People are taking social distancing seriously - even when it comes to their health care decisions.

The Centers for Disease Control and Prevention (CDC) reported Friday that influenza-like illness (ILI) activity decreased by 14 percent for the week ending March 28 compared to the prior week. This comes after three straight weeks of increased ILI activity, driven in part by COVID-19.

The reason for the decline?

"Recent changes in health care-seeking behavior, including increasing use of telemedicine and recommendations to limit emergency department (ED) visits to severe illness, as well as increasing levels of social distancing, are affecting the number of persons with ILI and their reasons for seeking care in outpatient and ED settings," the CDC noted in its report.

While ILI activity decreased nationally, it remains elevated. Visitors to health care providers for flu-like illnesses dropped to a total of 5.4% of such visits; that number was 6.3% last week. The highest peak during all of last year's difficult flu season was just 5.1%.

Source: CDC

This season is now tied with the 2018-19 season for the longest above-baseline flu season in at least 20 years of CDC records. This is the 20th straight week flu activity is above baseline normal (2.4 percent).

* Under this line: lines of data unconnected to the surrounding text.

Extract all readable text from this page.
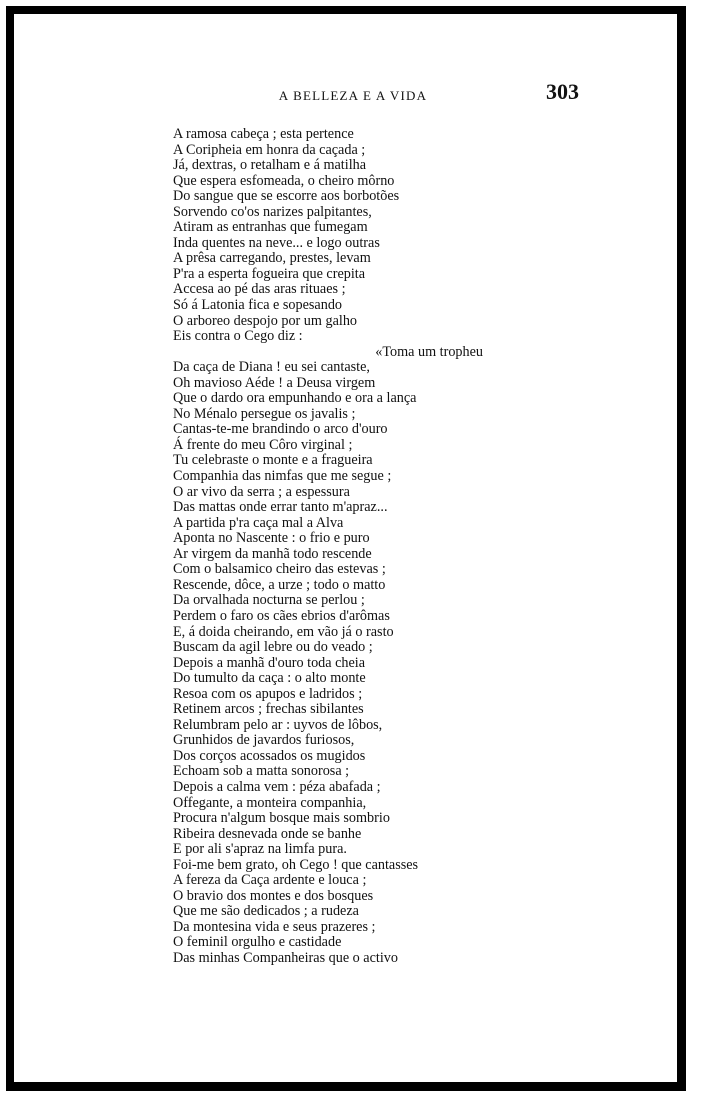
A BELLEZA E A VIDA	303
A ramosa cabeça ; esta pertence
A Coripheia em honra da caçada ;
Já, dextras, o retalham e á matilha
Que espera esfomeada, o cheiro môrno
Do sangue que se escorre aos borbotões
Sorvendo co'os narizes palpitantes,
Atiram as entranhas que fumegam
Inda quentes na neve... e logo outras
A prêsa carregando, prestes, levam
P'ra a esperta fogueira que crepita
Accesa ao pé das aras rituaes ;
Só á Latonia fica e sopesando
O arboreo despojo por um galho
Eis contra o Cego diz :
«Toma um tropheu
Da caça de Diana ! eu sei cantaste,
Oh mavioso Aéde ! a Deusa virgem
Que o dardo ora empunhando e ora a lança
No Ménalo persegue os javalis ;
Cantas-te-me brandindo o arco d'ouro
Á frente do meu Côro virginal ;
Tu celebraste o monte e a fragueira
Companhia das nimfas que me segue ;
O ar vivo da serra ; a espessura
Das mattas onde errar tanto m'apraz...
A partida p'ra caça mal a Alva
Aponta no Nascente : o frio e puro
Ar virgem da manhã todo rescende
Com o balsamico cheiro das estevas ;
Rescende, dôce, a urze ; todo o matto
Da orvalhada nocturna se perlou ;
Perdem o faro os cães ebrios d'arômas
E, á doida cheirando, em vão já o rasto
Buscam da agil lebre ou do veado ;
Depois a manhã d'ouro toda cheia
Do tumulto da caça : o alto monte
Resoa com os apupos e ladridos ;
Retinem arcos ; frechas sibilantes
Relumbram pelo ar : uyvos de lôbos,
Grunhidos de javardos furiosos,
Dos corços acossados os mugidos
Echoam sob a matta sonorosa ;
Depois a calma vem : péza abafada ;
Offegante, a monteira companhia,
Procura n'algum bosque mais sombrio
Ribeira desnevada onde se banhe
E por ali s'apraz na limfa pura.
Foi-me bem grato, oh Cego ! que cantasses
A fereza da Caça ardente e louca ;
O bravio dos montes e dos bosques
Que me são dedicados ; a rudeza
Da montesina vida e seus prazeres ;
O feminil orgulho e castidade
Das minhas Companheiras que o activo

"I think we are near the end of the flu season this year and what we are seeing now is an incomplete picture of the early part of the COVID-19 rise," Dr. Bryan Lewis, a professor at the Biocomplexity Institute, told AccuWeather. "Recall these numbers are delayed, what we are seeing is activity from the week ending March 28th.... We have been forecasting COVID-19 across the country and the increases are pretty widespread, though the true counts are still low-ish in many states. With the limits in testing we are still not capturing anywhere near all the cases."

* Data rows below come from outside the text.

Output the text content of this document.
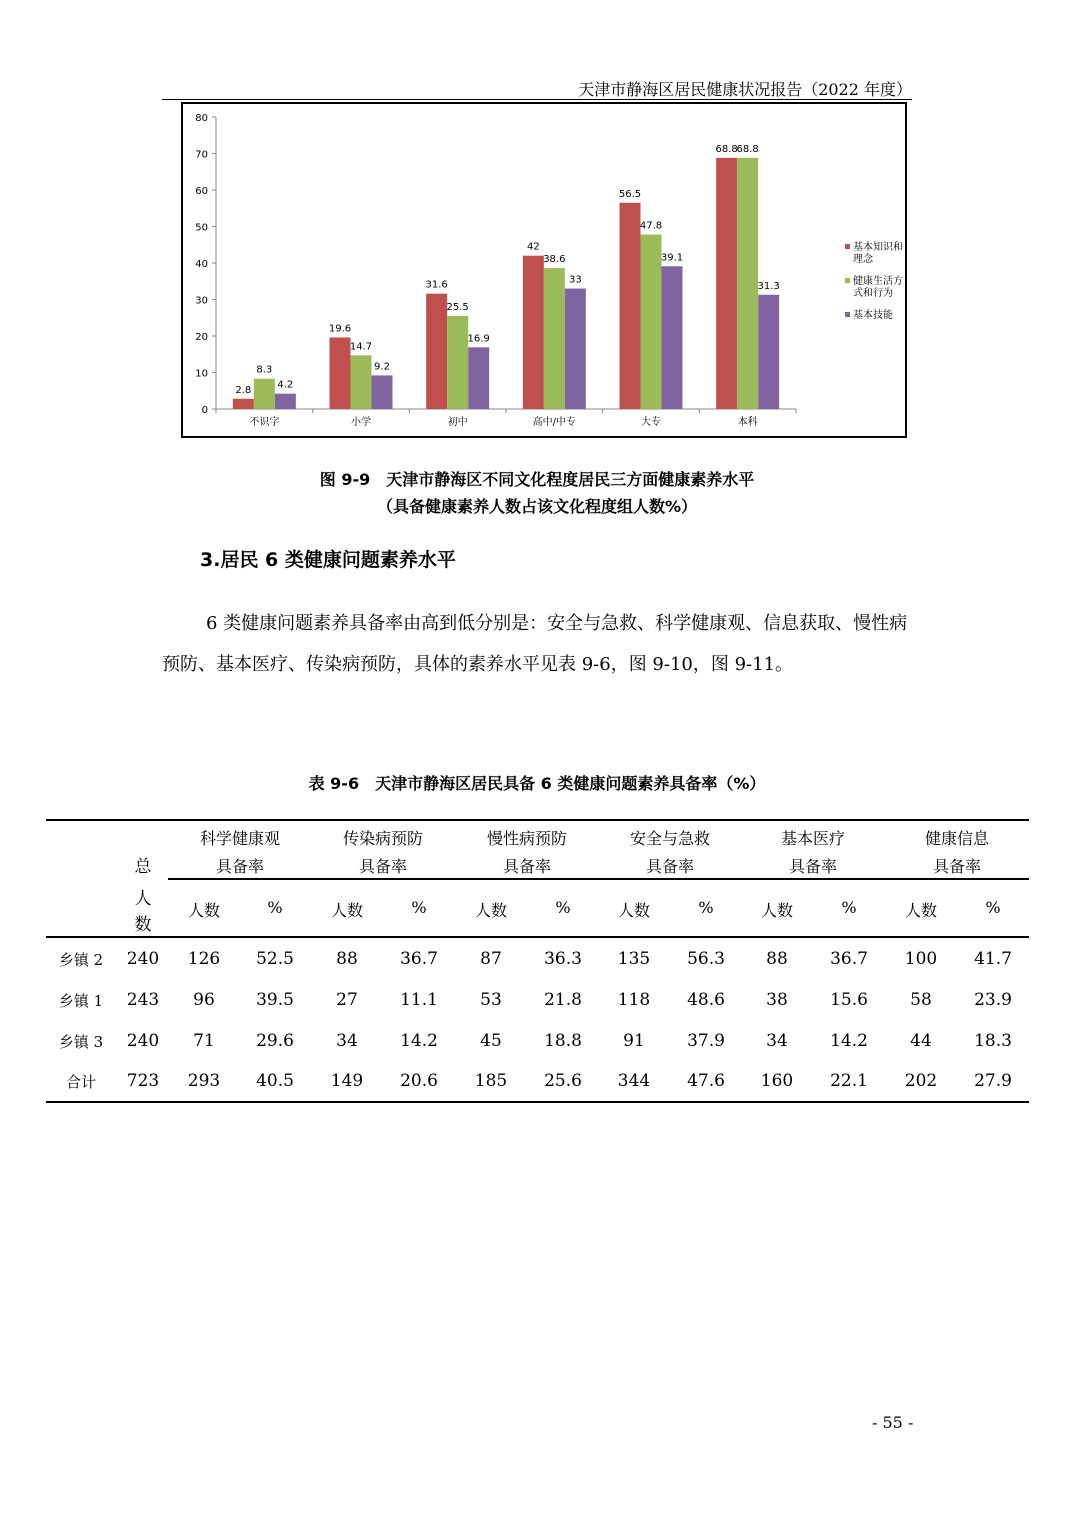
天津市静海区居民健康状况报告（2022 年度）
0
10
20
30
40
50
60
70
80
2.8
8.3
4.2
不识字
19.6
14.7
9.2
小学
31.6
25.5
16.9
初中
42
38.6
33
高中/中专
56.5
47.8
39.1
大专
68.8
68.8
31.3
本科
基本知识和
理念
健康生活方
式和行为
基本技能
图 9-9　天津市静海区不同文化程度居民三方面健康素养水平
（具备健康素养人数占该文化程度组人数%）
3.居民 6 类健康问题素养水平
6 类健康问题素养具备率由高到低分别是：安全与急救、科学健康观、信息获取、慢性病预防、基本医疗、传染病预防，具体的素养水平见表 9-6，图 9-10，图 9-11。
表 9-6　天津市静海区居民具备 6 类健康问题素养具备率（%）
总
人
数
科学健康观
具备率
传染病预防
具备率
慢性病预防
具备率
安全与急救
具备率
基本医疗
具备率
健康信息
具备率
人数	%	人数	%	人数	%	人数	%	人数	%	人数	%
乡镇 2	240	126	52.5	88	36.7	87	36.3	135	56.3	88	36.7	100	41.7
乡镇 1	243	96	39.5	27	11.1	53	21.8	118	48.6	38	15.6	58	23.9
乡镇 3	240	71	29.6	34	14.2	45	18.8	91	37.9	34	14.2	44	18.3
合计	723	293	40.5	149	20.6	185	25.6	344	47.6	160	22.1	202	27.9
- 55 -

Laboratory-confirmed influenza-associated hospitalization rates for the U.S. population overall are higher than most recent seasons and rates for children 0-4 years old and adults 18-49 are the highest the CDC has on record, surpassing rates reported during the 2009 pandemic.

ILI activities are expected to remain at high levels in the North, stretching from the Pacific Northwest across to the Great Lakes, according to researchers at the Biocomplexity Institute at the University of Virginia who work in a research partnership with AccuWeather. Activities in the mid-Atlantic to New England also figure to remain at high levels as the COVID-19 pandemic takes hold and causes significant cases in this region.

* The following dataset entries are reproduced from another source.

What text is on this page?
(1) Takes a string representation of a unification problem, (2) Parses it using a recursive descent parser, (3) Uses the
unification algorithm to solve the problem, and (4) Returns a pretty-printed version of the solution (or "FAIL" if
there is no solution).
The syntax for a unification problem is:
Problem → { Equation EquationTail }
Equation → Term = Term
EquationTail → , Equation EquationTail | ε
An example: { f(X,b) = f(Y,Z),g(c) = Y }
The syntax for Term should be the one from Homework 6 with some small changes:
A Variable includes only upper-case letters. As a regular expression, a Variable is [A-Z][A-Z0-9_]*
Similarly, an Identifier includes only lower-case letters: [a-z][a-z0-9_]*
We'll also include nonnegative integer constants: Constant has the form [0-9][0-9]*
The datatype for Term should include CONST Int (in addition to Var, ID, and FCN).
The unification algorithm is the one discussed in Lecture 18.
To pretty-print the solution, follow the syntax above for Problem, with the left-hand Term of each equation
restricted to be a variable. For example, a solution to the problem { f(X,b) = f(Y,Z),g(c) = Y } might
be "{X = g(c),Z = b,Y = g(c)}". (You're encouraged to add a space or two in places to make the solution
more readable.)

Lowe's customers wear gloves and masks as they shop, Friday, April 3, 2020, during the coronavirus pandemic in New York. (AP Photo/Mark Lennihan)

U.S. confirmed cases of COVID-19 have increased 180% in one week, going from roughly 93,000 as of March 27 to more than 261,000 as of Friday, April 3. The virus has now spread to 181 countries or regions with more than 1,066,000 confirmed cases and at least 58,000 deaths. More than 223,000 people have recovered from coronavirus cases, according to data from the Johns Hopkins Coronavirus Resource Center.

The CDC estimates there have been at least 39 million flu illnesses, 400,000 hospitalizations and 24,000 deaths from the flu during the 2019-2020 season.

Flu season typically begins in October, peaks between December and February and lasts well into March, although activity can last as late as May. Flu viruses are more stable in cold air and the low humidity allows the virus particles to remain in the air, according to Peter Palese, who was the lead author on a key flu study in 2007.